Столь долгое возвращение… - [93]
21 апреля 1970-го Cимон, наконец, оформил свой брак. В этот день в нашей квартире на улице Горького собралось несколько самых близких друзей и родственников. Приехала моя мама — женить любимого внука. Она выглядела неважно — но шутила вместе со всеми, смеялась… А день спустя она слегла в постель, и больше не встала. 2 мая она умерла от рака легких. Приехавший 1 мая крупный специалист-реаниматор, наш друг, осмотрел ее и сказал: «Ей 83 года. Она обречена. Дайте природе сделать свое дело…»
В то время разрешения на выезд в Израиль были одиночными, а отказы — массовыми. Симина жена заканчивала работу в России и должна была возвращаться в Венгрию. И мы на семейном совете, скрепя сердце, решили еще повременить с подачей наших документов: Симон возбудил ходатайство о выезде в Венгрию на постоянное жительство вместе с женой.
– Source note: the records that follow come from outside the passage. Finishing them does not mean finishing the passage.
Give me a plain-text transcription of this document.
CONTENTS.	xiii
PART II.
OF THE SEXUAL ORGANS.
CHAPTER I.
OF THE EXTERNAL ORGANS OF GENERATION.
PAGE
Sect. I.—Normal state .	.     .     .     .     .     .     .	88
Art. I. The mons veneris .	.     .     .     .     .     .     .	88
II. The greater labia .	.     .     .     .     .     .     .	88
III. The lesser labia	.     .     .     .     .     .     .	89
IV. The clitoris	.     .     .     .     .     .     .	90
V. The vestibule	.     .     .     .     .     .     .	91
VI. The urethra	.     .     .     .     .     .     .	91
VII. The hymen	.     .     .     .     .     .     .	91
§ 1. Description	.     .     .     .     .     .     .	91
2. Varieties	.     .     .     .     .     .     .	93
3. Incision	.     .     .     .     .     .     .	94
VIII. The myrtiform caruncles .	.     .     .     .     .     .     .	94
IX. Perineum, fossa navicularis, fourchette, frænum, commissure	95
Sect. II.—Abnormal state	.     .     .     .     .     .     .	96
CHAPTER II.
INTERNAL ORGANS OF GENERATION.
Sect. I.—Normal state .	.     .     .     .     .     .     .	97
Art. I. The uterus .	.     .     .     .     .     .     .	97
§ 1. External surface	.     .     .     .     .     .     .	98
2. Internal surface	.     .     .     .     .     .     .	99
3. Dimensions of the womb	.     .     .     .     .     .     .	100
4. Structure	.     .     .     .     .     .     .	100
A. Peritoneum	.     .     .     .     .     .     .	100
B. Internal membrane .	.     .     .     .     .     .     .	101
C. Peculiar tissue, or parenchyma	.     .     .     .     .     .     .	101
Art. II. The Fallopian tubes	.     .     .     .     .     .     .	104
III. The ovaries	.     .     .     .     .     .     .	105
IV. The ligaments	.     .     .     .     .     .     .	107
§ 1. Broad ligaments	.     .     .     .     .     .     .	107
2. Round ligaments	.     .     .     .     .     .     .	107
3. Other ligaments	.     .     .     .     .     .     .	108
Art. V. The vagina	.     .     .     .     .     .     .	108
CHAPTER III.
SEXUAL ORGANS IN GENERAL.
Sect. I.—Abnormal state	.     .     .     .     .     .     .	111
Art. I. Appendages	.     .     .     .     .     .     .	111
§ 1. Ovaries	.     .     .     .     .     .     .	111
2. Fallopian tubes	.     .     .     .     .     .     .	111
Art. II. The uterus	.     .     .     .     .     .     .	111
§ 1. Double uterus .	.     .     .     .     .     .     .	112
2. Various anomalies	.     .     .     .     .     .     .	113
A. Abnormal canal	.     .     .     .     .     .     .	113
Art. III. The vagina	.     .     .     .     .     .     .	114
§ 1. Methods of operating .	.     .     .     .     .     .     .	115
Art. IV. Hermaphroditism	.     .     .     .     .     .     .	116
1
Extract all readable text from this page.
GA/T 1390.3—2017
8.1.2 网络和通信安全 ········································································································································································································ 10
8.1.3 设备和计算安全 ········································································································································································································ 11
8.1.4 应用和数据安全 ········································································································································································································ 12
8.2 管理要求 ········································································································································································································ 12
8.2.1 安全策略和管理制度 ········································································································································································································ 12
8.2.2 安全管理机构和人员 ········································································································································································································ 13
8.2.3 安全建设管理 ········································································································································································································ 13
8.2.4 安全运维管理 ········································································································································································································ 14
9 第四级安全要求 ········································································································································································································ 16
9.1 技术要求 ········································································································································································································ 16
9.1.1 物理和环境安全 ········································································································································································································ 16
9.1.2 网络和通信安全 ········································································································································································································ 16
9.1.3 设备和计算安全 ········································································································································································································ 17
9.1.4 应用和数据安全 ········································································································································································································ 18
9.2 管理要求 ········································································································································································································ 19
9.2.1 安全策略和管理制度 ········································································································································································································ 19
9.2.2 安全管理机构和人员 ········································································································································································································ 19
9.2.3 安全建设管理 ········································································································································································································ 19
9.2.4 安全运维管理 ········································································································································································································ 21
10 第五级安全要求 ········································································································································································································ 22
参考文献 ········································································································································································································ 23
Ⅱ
Если бы мы подали наши документы одновременно с Симоном, на его ходатайстве можно было бы немедля поставить большой крест: ему бы неизбежно отказали. Я не могла, не имела право поставить под удар его судьбу. Симон возбудил свое ходатайство. И мы стали ждать решения.
В начале сентября из ОВИРа пришел ответ: просьба Симона удовлетворена. Он собирался уехать в начале октября. И после этого могли начинать и мы…
Подошел день отъезда Симона. Мы расставались с ним, не зная, придется ли нам когда-либо свидеться вновь.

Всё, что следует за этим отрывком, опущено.